Another important part is public response. Losing customer trust ultimately leads to a loss of business, which can increase the overall cost of the breach. “A huge component of it is the communications in the aftermath of a breach and during a breach,” explains Whitmore. “How do we effectively get messaging out to our consumers or clients about what’s going on? Then these events can be an opportunity to build a lot of customers’ goodwill, and a lot of confidence when handled correctly, but that requires a lot of preparation and training in advance for these organisations.”

Expansive use of encryption, automating security wherever possible, tested business continuity plans, and utilising red teaming can all reduce the potential cost of a breach. “With security automation the difference between organisations that have fully deployed versus no deployment is over $3.5 million difference for the average breach,” said Debeck. “That’s huge.”

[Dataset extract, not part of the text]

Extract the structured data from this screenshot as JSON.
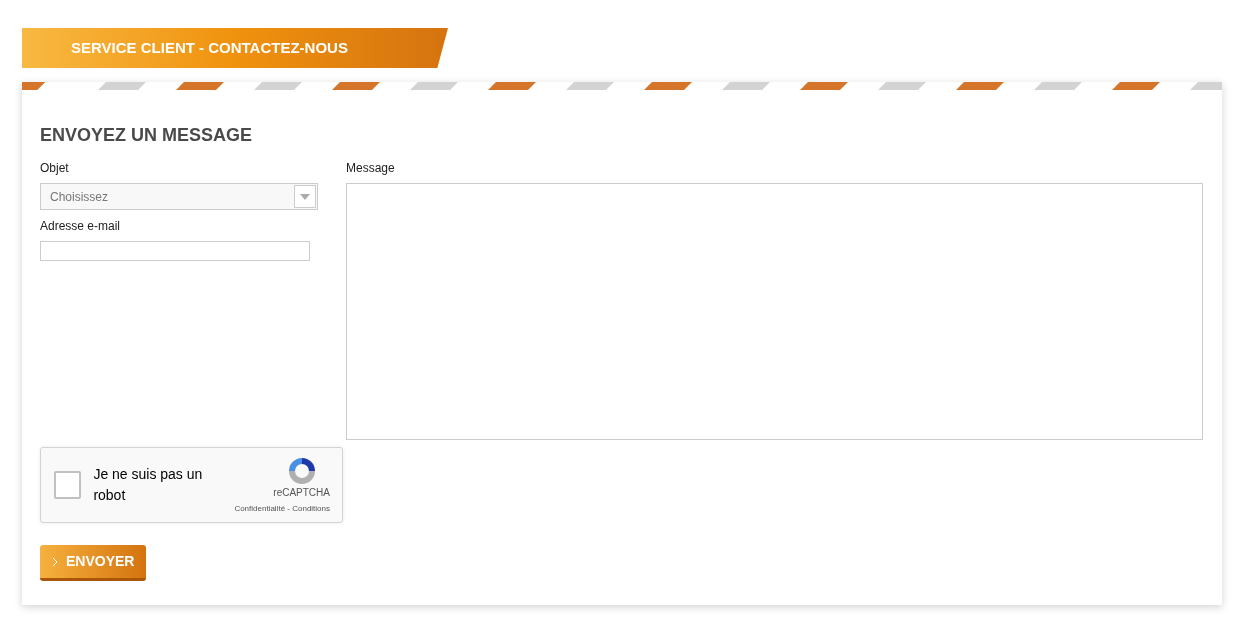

On the technical side, DevSecOps approaches, employee training, cyber insurance, and getting the board involved in security are also found reduce the cost of a breach by more than $100,000 each on average. Conversely, breaches originating from third parties, cloud migration, internet of things, or operational technologies can all drive the cost of a breach up by more than $100,000 each on average. “Cloud migration is a great security decision,” said Debeck, “but if you don’t have the knowledge, expertise, and skills for doing cloud migrations there’s potential risks there.”

Whitmore’s main advice for keeping the cost of a breach down is proper visibility into your environment and ensuring robust and tested offline backups. “If we can reduce the time takes to identify a breach and contain it pretty significantly, then those organisations will not have such a high amount of records lost and ultimately, they’re not going to face the same level of fines that we’re seeing right now.”

“In cases of ransomware or destructive malware, we see that organisations lose access to their most critical data, and then they spend a lot of time trying to rebuild environments getting access to it again,” Whitmore continued. “I would recommend having offline backup of your most critical data.”